Stearns also fought to withhold federal funding from universities that banned ROTC units or military recruiters from their campuses. And he saw a narrow defeat to a bill that would have blocked the Equal Employment Opportunity Commission from pursuing cases against employers who demanded that their workers speak English.
"Cliff's record from a conservative point of view is excellent," said Roy Abshier, chairman of the Marion County Republican Party. "He represented his constituents very well in the conservative stances he would take. He was a conservative stalwart for his constituents."
Stearns' departure, Abshier noted, would diminish Marion County's clout. Yet he believed Congressman-elect Yoho would do a good job promoting conservative principles in Stearns' stead.
Buddy MacKay, a former Democratic congressman and Florida governor, did not agree with Stearns on many things but felt he had ably served the community.
"I think he has represented us well and unlike some members of Congress, he has not been a showboat," MacKay said. "He's done his job and I think he's had a good career."
Stearns said he regrets exiting Congress with some unfinished work.
His bill to allow holders of concealed-weapons permits to have those licenses recognized outside their home state easily passed the House, but will likely die in the Senate Judiciary Committee.
Stearns also acknowledged disappointment that his efforts to protect consumer privacy and cut down on identity theft fell short in this term — as did his plan, which had solid, if not yet majority, support to repeal a 75-year-old law that permits employers to pay disabled workers less than minimum wage.
Stearns also said he will miss helping constituents, especially those who hope to land slots in the military academies.
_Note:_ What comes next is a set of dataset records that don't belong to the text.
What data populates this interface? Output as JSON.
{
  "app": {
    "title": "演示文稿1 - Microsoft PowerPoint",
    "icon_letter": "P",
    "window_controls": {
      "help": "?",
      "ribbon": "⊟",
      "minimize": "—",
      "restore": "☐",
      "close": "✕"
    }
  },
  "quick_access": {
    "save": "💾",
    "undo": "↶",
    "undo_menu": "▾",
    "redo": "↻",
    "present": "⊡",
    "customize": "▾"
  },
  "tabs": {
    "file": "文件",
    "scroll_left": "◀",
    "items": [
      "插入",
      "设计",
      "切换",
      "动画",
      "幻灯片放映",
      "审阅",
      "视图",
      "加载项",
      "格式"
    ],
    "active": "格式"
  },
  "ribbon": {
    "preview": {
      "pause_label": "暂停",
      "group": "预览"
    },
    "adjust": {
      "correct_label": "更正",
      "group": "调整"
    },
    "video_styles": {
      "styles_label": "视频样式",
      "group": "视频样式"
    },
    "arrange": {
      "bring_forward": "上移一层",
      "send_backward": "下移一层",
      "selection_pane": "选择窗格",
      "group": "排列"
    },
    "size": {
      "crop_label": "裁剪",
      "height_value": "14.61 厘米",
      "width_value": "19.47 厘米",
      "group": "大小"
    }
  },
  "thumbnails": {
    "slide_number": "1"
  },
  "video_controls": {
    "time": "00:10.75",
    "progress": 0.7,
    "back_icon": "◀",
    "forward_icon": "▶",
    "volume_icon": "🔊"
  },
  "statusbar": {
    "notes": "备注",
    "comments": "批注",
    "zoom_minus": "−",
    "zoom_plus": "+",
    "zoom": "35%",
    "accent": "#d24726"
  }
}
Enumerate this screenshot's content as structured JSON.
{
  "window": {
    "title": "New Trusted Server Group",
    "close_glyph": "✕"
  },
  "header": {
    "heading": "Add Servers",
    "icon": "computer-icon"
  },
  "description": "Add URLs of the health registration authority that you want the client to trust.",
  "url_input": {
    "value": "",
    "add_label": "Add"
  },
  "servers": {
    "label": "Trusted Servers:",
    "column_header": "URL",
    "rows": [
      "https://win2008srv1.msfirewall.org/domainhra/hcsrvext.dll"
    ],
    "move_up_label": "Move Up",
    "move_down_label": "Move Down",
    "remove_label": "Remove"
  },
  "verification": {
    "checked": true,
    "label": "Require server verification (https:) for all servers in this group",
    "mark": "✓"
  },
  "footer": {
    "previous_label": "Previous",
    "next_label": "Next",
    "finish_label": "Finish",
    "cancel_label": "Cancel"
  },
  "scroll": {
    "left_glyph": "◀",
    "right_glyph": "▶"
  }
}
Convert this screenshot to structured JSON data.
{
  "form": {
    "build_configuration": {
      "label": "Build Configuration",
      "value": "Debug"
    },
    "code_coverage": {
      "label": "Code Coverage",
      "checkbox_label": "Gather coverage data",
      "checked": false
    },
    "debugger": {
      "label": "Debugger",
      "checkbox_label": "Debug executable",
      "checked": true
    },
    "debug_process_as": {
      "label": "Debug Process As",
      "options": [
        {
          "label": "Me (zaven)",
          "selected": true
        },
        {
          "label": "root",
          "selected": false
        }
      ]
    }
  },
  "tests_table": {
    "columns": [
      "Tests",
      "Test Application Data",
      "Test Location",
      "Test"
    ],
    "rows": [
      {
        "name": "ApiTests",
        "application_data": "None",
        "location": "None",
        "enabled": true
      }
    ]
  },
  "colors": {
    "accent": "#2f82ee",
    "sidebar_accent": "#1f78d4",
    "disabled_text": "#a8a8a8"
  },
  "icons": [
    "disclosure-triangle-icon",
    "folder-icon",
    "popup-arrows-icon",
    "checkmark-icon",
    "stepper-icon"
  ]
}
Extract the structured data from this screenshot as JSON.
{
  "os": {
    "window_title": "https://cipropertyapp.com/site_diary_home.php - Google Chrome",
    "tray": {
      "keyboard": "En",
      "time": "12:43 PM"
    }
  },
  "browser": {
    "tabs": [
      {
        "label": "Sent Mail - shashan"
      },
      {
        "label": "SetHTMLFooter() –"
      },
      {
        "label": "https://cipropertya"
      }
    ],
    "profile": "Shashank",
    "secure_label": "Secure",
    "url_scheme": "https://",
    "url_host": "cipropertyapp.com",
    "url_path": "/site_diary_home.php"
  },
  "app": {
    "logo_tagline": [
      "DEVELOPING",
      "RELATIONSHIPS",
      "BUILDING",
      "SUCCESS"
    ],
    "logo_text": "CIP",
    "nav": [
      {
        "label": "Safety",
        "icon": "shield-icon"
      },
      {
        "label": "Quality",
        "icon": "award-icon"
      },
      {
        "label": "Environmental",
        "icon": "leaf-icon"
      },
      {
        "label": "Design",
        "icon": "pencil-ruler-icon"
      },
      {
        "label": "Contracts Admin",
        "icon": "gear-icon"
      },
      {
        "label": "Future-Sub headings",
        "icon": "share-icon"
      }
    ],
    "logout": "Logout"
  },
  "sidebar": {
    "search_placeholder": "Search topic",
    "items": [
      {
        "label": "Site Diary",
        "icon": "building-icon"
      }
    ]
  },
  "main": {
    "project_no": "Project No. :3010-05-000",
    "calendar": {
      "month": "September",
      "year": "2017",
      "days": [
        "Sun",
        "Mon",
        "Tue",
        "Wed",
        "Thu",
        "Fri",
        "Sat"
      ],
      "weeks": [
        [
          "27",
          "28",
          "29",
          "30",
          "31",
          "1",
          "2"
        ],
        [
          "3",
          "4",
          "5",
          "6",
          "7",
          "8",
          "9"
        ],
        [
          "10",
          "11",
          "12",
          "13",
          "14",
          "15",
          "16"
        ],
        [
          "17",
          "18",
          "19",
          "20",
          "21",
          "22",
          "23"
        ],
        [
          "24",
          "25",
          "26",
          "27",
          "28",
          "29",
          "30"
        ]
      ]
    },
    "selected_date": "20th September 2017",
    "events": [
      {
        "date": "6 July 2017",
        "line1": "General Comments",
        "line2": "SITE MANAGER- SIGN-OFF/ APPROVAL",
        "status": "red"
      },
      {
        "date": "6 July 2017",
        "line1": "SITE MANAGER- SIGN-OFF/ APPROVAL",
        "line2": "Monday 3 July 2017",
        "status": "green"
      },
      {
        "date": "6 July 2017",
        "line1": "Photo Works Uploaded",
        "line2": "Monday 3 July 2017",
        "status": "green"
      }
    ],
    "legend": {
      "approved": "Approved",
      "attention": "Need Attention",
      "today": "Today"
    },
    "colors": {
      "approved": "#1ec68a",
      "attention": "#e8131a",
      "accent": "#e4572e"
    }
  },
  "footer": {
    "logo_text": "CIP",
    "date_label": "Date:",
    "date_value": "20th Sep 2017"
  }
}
He has not decided on his next move or where he will live. He owns homes in Ocala, St. Augustine and Fleming Island, which he purchased in anticipation of winning the August GOP primary.
He is weighing some "opportunities," he said, and expects to make an announcement about that soon.
As for another bid for Congress, he added, "You never say never."
"I left 24 years ago, and you feel a certain amount of pride in what you've done," Stearns said.
"But then you realize you can be replaced, and the next member comes along, and you hope that a lot of what you did continues."